Planes crashing into mountains aren’t “accidents.” When heavy machinery falls on a factory workers’s foot, it isn’t an “accident.” So why is one car colliding into another any different?
That’s the argument made by the New York City nonprofit groups Families for Safe Streets and Transportation Alternatives in a new safety campaign.
The campaign, called Crash Not Accident, urges people to reconsider the language they use when referring to roadway collisions.
“Traffic crashes are fixable problems, caused by dangerous streets and unsafe drivers,” the site says. Referring to traumatic events as “accidents” only serves to absolve the guilty parties of their blame.
The campaign is currently collecting signatures from people who agree to stop using the word “accident.”
As of this writing, the groups have received 774 pledges out of their goal of 20,000.
Forensic psychiatrist Dr.
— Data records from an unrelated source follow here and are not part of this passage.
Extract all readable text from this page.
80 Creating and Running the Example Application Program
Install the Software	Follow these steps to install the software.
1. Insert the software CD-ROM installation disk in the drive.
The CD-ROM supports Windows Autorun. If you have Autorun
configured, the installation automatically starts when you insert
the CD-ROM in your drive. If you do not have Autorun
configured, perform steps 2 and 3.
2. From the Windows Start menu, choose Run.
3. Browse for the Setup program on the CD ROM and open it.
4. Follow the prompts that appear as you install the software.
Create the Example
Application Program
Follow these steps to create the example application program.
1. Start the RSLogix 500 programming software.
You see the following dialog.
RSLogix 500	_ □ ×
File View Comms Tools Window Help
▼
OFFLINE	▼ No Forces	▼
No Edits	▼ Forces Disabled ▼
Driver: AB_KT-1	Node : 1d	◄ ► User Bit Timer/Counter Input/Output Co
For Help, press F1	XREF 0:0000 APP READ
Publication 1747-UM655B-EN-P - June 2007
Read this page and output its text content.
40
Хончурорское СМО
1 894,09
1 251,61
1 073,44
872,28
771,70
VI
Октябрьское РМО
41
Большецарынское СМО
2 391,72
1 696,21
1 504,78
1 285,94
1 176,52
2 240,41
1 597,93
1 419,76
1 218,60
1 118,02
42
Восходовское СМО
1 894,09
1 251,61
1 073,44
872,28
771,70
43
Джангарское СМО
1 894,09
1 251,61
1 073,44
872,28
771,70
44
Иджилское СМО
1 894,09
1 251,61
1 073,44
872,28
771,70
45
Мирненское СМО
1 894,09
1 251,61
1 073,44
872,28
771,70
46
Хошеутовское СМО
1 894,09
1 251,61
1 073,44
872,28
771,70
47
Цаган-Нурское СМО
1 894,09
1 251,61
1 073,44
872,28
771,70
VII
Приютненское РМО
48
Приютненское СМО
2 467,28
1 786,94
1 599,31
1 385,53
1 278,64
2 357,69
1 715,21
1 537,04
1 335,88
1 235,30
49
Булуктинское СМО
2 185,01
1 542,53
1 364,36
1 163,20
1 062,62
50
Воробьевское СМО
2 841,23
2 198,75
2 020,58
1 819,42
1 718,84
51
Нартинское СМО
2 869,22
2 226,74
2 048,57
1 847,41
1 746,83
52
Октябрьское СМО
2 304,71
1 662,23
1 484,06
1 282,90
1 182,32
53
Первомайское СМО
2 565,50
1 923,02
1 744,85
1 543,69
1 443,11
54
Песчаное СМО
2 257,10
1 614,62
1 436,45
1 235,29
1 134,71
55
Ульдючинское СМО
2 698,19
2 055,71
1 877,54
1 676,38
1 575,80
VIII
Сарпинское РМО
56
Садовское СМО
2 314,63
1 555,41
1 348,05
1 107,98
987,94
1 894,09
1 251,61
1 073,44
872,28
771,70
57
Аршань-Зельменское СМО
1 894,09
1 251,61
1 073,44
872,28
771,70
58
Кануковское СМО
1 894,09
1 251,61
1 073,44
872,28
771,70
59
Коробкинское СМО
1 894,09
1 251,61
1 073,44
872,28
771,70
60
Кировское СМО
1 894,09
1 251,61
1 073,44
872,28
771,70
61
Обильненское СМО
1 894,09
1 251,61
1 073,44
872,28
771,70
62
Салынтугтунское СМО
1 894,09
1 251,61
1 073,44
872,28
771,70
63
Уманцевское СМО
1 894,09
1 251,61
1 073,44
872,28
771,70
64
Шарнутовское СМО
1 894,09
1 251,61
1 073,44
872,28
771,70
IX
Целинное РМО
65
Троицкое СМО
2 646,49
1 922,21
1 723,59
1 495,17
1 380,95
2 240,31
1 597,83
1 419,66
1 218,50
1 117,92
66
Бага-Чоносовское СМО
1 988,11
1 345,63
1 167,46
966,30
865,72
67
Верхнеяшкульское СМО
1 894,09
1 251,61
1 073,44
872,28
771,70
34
Howard Forman has his doubts on the potential effectiveness of the campaign.
While our natural tendency might be to seek vengeance, or at least find peace of mind in linking the tragic effect to a specific cause, Forman argues that this kneejerk response is counterproductive.
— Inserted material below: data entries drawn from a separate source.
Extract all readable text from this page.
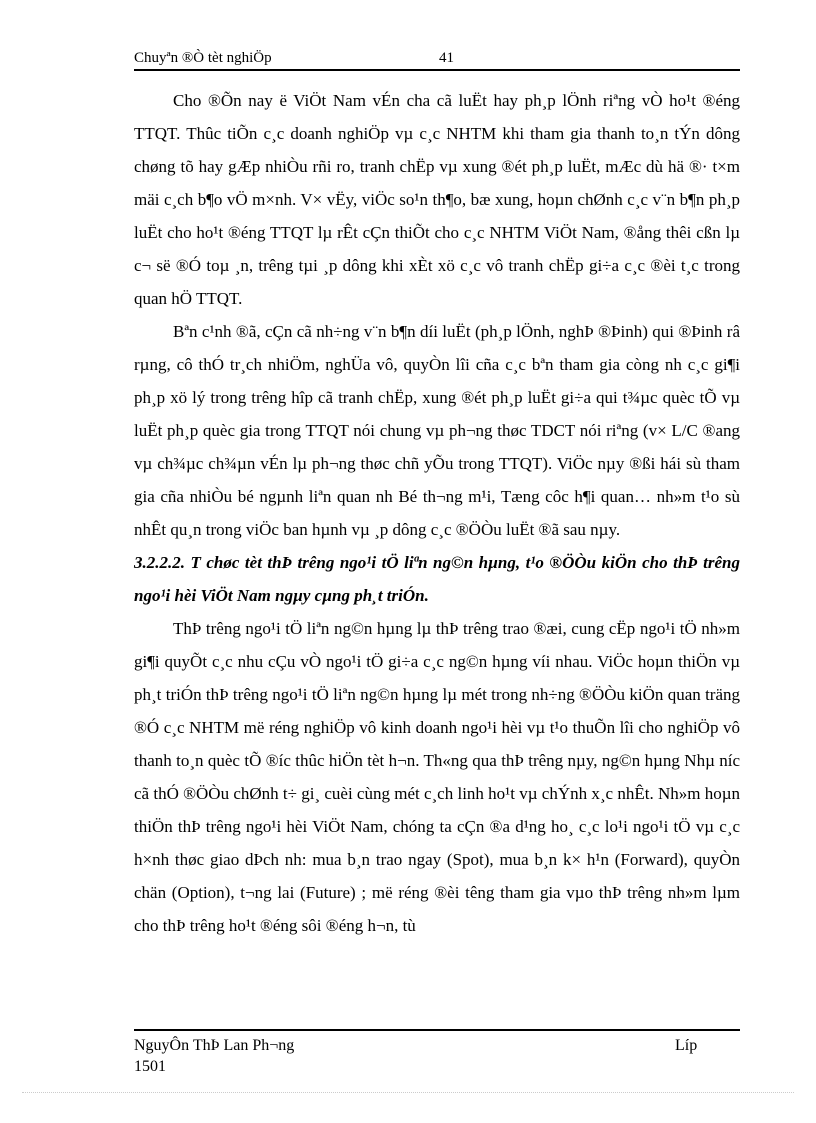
Chuyªn ®Ò tèt nghiÖp	41

Cho ®Õn nay ë ViÖt Nam vÉn cha cã luËt hay ph¸p lÖnh riªng vÒ ho¹t ®éng TTQT. Thûc tiÕn c¸c doanh nghiÖp vµ c¸c NHTM khi tham gia thanh to¸n tÝn dông chøng tõ hay gÆp nhiÒu rñi ro, tranh chËp vµ xung ®ét ph¸p luËt, mÆc dù hä ®· t×m mäi c¸ch b¶o vÖ m×nh. V× vËy, viÖc so¹n th¶o, bæ xung, hoµn chØnh c¸c v¨n b¶n ph¸p luËt cho ho¹t ®éng TTQT lµ rÊt cÇn thiÕt cho c¸c NHTM ViÖt Nam, ®ång thêi cßn lµ c¬ së ®Ó toµ ¸n, trêng tµi ¸p dông khi xÈt xö c¸c vô tranh chËp gi÷a c¸c ®èi t¸c trong quan hÖ TTQT.

Bªn c¹nh ®ã, cÇn cã nh÷ng v¨n b¶n díi luËt (ph¸p lÖnh, nghÞ ®Þinh) qui ®Þinh râ rµng, cô thÓ tr¸ch nhiÖm, nghÜa vô, quyÒn lîi cña c¸c bªn tham gia còng nh c¸c gi¶i ph¸p xö lý trong trêng hîp cã tranh chËp, xung ®ét ph¸p luËt gi÷a qui t¾µc quèc tÕ vµ luËt ph¸p quèc gia trong TTQT nói chung vµ ph¬ng thøc TDCT nói riªng (v× L/C ®ang vµ ch¾µc ch¾µn vÉn lµ ph¬ng thøc chñ yÕu trong TTQT). ViÖc nµy ®ßi hái sù tham gia cña nhiÒu bé ngµnh liªn quan nh Bé th¬ng m¹i, Tæng côc h¶i quan… nh»m t¹o sù nhÊt qu¸n trong viÖc ban hµnh vµ ¸p dông c¸c ®ÖÒu luËt ®ã sau nµy.

3.2.2.2. T chøc tèt thÞ trêng ngo¹i tÖ liªn ng©n hµng, t¹o ®ÖÒu kiÖn cho thÞ trêng ngo¹i hèi ViÖt Nam ngµy cµng ph¸t triÓn.

ThÞ trêng ngo¹i tÖ liªn ng©n hµng lµ thÞ trêng trao ®æi, cung cËp ngo¹i tÖ nh»m gi¶i quyÕt c¸c nhu cÇu vÒ ngo¹i tÖ gi÷a c¸c ng©n hµng víi nhau. ViÖc hoµn thiÖn vµ ph¸t triÓn thÞ trêng ngo¹i tÖ liªn ng©n hµng lµ mét trong nh÷ng ®ÖÒu kiÖn quan träng ®Ó c¸c NHTM më réng nghiÖp vô kinh doanh ngo¹i hèi vµ t¹o thuÕn lîi cho nghiÖp vô thanh to¸n quèc tÕ ®íc thûc hiÖn tèt h¬n. Th«ng qua thÞ trêng nµy, ng©n hµng Nhµ níc cã thÓ ®ÖÒu chØnh t÷ gi¸ cuèi cùng mét c¸ch linh ho¹t vµ chÝnh x¸c nhÊt. Nh»m hoµn thiÖn thÞ trêng ngo¹i hèi ViÖt Nam, chóng ta cÇn ®a d¹ng ho¸ c¸c lo¹i ngo¹i tÖ vµ c¸c h×nh thøc giao dÞch nh: mua b¸n trao ngay (Spot), mua b¸n k× h¹n (Forward), quyÒn chän (Option), t¬ng lai (Future) ; më réng ®èi têng tham gia vµo thÞ trêng nh»m lµm cho thÞ trêng ho¹t ®éng sôi ®éng h¬n, tù

NguyÔn ThÞ Lan Ph¬ng	Líp
1501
“Having room for the word ‘accident’ in our vocabulary can help us heal,” Forman says, though he concedes the word isn’t always appropriate.
In cases where a person’s brakes failed or a driver is intoxicated, the end result could certainly be prevented through better judgment. That’s why activist groups find it more practical (and accurate) if people use a word that describes the effect — “crash” — rather than one that describes whether someone meant to do it.
If we don’t hold people accountable with our language, the campaign argues, people won’t feel compelled to drive more safely in the future.
But according to Forman, omitting the word “accident” altogether ignores the fact that randomness is all around us. Bad things can happen even when no one is at fault.